Sometimes I think Im doing the right thing and therapy is going to help me, other days I feel like Im doing that just because is what everybody expects me to do. I dont know what to think about it yet, I know Ive pm some of you and ranted a lot about therapy and such things, but Im really not sure how I feel about it. My doc told me its important to try to understand and work out my issues by myself, but whats wrong with involving her in this process and having her to help me? Our lives are so wrapped up together, and nobody knows me better. I know this has been especially difficult for her, most of times Im too way demanding and needy, but she always knows what to say to me, even when shes sick or tired she always has time to listen to me. With her help I believe I have a chance to get better sooner.

Thanks to everybody.

Mark
 
Mark,

It is so important that you stay connected with us on a more regular basis ortherwise you'll be dancing with all the ghosts alone in your head, and no good will come of that.

I don't care even if you feel you are writing depressing stuff all the time, enough of us are in a good enough mood on any given day to absorb or deflect the negativity.

Please think of us as your family obligation. Come over, call, have dinner etc, more often, even if it is painful to do so, do it anyway because you need it and WE need you.

Sincerely,

Ron
 
Mark,

It's good to hear that you're sticking with therapy. Do you see how far you've come already? You're taking the medicines, on your own schedule. You can recognize why a beautiful person like Eve chooses you. You're probably beginning to realize that the horrible examples of relationships that you had with your parents actually do color the way you see all relationships. You feel "proud of yourself."

The news from your parents must be tough to deal with. I'm sorry that you have this additional burden now. You owe them nothing. You owe yourself a chance at a healthy life.

There's nothing wrong with involving Eve in the process, as long as both of you remember what process it is. It's your recovery process, not Eve's chance to fix you, heal you, change you. It's not her recovery. It will make demands on her as she accompanies you on this journey, but she chooses to do that. And now you can recognize why she chooses it.

I hope you do come and post more often. Reading your post today helped me with some of the insecurity I've felt lately about my own relationship with my wife. I posted about it here earlier this week. So, I have a selfish reason to want to see more of your posts. You help me.

You've set the tone for a good weekend with your post. Thanks for that.

Joe
 
Mark
today I was wondering how you were, we hadn't heard from you for a few days.
And here you are, full of hope and fears.
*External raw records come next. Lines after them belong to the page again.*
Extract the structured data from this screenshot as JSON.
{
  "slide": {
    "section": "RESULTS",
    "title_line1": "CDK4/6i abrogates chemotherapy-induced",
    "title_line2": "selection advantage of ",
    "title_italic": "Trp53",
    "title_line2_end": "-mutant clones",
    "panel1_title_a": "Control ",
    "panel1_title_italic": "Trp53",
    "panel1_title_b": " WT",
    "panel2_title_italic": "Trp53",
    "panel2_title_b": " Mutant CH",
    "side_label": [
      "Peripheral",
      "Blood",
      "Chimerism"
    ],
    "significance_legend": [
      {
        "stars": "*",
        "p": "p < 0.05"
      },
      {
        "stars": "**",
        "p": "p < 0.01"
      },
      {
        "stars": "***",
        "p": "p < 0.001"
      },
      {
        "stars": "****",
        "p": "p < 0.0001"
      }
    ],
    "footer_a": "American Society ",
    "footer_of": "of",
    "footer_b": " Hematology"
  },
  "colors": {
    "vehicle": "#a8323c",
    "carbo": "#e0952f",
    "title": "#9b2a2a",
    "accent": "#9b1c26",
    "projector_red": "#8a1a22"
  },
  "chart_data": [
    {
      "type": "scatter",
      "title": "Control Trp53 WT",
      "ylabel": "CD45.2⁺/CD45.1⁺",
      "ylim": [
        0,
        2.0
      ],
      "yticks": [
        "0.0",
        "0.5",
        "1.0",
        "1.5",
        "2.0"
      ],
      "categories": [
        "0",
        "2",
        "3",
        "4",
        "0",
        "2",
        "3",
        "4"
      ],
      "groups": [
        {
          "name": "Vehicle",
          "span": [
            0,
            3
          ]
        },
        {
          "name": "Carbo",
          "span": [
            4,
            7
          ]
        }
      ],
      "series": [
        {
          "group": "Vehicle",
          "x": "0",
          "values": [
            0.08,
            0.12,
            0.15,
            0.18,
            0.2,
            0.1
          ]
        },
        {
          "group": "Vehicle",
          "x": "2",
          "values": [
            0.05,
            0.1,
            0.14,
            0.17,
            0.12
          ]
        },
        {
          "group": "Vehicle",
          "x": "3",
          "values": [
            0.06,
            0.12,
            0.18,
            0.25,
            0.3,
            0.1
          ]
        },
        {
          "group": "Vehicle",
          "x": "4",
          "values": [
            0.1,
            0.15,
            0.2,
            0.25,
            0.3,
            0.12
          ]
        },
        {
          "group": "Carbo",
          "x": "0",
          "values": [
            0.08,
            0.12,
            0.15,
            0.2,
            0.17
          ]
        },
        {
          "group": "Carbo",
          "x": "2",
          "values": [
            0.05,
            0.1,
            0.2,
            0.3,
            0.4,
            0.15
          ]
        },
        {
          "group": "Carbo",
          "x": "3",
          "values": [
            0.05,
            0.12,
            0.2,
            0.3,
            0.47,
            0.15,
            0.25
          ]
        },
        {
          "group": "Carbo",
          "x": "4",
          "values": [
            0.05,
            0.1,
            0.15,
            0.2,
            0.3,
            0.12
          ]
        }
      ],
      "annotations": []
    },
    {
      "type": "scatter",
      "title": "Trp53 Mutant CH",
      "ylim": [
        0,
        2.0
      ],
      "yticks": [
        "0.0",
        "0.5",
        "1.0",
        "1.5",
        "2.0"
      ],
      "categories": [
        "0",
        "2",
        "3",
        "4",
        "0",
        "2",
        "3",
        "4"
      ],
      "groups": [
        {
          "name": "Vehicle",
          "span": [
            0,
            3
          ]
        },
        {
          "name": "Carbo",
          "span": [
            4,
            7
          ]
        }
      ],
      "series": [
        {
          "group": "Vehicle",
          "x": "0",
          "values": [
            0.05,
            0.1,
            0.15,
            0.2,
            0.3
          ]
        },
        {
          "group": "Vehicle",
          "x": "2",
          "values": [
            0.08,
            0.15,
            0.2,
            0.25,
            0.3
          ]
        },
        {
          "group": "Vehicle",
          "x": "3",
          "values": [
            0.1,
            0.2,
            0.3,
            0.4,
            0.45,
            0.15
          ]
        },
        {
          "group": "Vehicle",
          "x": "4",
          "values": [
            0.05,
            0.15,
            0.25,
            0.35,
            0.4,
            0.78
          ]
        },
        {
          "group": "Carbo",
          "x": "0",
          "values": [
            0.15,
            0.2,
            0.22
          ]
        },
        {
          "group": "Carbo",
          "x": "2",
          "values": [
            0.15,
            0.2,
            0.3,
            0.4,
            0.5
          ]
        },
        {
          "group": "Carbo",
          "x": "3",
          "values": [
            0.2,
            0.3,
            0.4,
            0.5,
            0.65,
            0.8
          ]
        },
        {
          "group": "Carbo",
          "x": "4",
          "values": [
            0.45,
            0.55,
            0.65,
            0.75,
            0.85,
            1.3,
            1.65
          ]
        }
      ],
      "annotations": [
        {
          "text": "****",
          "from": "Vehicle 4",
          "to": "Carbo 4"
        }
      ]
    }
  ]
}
Mark, so many of us have gone down this road - trust us, we know how you feel. And if we tell you it's worth it, then try to believe us.

Your therapist sounds like a good one, he doesn't bullshit you, and it will take a while for you to trust him totally. But it will come, once you have learnt to trust yourself. And you seem to be getting the hang of that.

Eve is involved with your recovery, just because she's the love of your life and the person who shares your thoughts when you go home after therapy. The talks Linda and I had after my therapy sessions were so powerful and emotional. They carried me on to the next session.
We still talk, and tonight we've had a very frank and emotional talk. I learned a lot, and I hope I continue to do so for a long time.

Mark, I'm so proud of you. I know how hard the last few weeks have been for you.
Thank you for making the effort, because every survivor that does make the effort means the abusers haven't beaten us.

Dave
 
Mark: I knew you could do it. Your T sounds like he is in tune with you. Yeh he pissed you off but he also made you think and that was a real breakthrough.

Hey the road is rough but it is the only road. Stick close to us ok.